The latter obviously would have made for a very different fleet age outcome.
But then how would they fly the (few) international routes they have? They couldn't (economically) fly PER-LHR, and the 744's would be even older (they would not have retired them if they had no 787's!) and while all 12 380's probably would still be flying, they would still have fleet age issues - I am sure the remaining 744's would have required D checks(very expensive) and of course be well over 20 years old by that time.. so the fleet age mix would still have a skew, and QF would face a cost blow out on all the 4 engined aircraft required to fly even a reasonable schedule to key destinations like UK, SIN and USA - and the maintenance and fuel costs would be far more than the 787's (and let's forget about routes like MEL-DFW and PER-LHR as I mentioned).

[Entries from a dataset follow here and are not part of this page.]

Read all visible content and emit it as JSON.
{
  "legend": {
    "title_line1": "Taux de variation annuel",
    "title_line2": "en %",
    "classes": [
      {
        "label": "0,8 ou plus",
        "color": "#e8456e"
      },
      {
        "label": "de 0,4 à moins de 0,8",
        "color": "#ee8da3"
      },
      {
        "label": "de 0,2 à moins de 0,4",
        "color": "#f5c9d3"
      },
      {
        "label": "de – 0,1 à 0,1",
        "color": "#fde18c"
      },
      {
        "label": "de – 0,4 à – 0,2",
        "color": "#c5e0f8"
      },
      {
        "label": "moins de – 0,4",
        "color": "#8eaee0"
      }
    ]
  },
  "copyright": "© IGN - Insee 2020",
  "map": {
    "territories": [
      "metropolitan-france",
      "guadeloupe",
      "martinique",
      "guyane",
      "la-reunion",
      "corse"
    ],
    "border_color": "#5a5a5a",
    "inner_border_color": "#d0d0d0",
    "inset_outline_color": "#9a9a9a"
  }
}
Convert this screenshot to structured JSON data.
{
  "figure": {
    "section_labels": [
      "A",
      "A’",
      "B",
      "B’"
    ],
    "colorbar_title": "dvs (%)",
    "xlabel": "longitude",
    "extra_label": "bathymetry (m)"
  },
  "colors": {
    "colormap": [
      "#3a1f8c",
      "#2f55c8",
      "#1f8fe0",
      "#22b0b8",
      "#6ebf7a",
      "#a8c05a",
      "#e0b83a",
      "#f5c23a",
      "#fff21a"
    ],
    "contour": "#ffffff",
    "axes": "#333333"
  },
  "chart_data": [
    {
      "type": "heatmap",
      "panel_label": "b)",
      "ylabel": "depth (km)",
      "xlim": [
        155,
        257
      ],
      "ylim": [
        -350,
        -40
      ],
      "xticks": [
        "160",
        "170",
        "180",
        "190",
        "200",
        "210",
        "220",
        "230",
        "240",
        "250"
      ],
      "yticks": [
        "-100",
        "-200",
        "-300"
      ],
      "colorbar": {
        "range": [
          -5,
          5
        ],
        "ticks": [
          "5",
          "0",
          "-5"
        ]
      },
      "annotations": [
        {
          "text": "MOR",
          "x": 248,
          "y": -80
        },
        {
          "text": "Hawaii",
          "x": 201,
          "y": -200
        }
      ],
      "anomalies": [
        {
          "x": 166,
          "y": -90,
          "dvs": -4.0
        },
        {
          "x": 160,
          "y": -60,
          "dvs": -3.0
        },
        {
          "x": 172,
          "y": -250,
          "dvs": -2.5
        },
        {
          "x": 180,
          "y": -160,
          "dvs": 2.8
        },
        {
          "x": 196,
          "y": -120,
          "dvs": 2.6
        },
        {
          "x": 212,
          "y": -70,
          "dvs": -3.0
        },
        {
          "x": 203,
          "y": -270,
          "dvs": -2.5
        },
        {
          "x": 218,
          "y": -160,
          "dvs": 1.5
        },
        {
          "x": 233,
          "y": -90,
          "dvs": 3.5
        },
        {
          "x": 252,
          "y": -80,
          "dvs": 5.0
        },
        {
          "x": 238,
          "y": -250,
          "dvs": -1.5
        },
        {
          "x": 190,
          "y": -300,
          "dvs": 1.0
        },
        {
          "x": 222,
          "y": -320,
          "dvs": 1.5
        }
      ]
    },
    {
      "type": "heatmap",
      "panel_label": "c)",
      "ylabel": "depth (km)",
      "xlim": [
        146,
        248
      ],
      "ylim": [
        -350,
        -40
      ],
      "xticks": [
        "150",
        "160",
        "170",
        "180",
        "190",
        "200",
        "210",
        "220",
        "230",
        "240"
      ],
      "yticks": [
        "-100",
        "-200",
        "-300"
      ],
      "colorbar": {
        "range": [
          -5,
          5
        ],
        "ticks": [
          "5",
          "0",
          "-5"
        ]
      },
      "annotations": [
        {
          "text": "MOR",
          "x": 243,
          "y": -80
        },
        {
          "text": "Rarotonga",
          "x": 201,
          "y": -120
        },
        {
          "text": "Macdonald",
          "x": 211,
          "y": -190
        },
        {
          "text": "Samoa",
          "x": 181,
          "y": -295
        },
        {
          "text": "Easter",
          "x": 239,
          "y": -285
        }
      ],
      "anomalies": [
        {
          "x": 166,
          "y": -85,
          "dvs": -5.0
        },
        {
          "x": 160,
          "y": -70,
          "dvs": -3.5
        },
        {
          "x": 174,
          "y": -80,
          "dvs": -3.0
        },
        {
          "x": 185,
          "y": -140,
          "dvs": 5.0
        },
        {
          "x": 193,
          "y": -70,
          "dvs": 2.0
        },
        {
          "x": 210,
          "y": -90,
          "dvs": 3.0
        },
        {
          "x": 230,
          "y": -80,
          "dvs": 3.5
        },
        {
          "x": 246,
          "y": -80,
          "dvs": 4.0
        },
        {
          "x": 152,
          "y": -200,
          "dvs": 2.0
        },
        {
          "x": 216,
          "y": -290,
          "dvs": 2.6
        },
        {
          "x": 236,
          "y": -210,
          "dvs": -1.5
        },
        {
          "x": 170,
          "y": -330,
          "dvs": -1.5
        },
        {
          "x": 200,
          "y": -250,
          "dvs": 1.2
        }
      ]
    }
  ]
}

Also the initial tranche of 787's (8) were ordered in 2015 - so at that point QF was catching up after missing out on the 77W's they probably SHOULD have ordered ten years earlier, but saw the success of the 787 series (iirc the 787-9 had come online in 2014 or so) and knew the writing was on the wall for the 744 fleet. At that point in time there would have been no sense looking to replace the 737 fleet which had only just completed being delivered so many were still very new.

As it is the 737's are a mix of ages that they can keep going in the main til the end of the decade (on average) and this is why the current replacement plan makes quite some sense. I mean there's no reason to retire a 2010 build 737-800 when it's only half way or so through it's anticipated working life. The oldest ones sure, they're getting up there but as noted the US airlines are flying much older 737's let alone 757/767 shells that are much older plus first gen build A32x birds.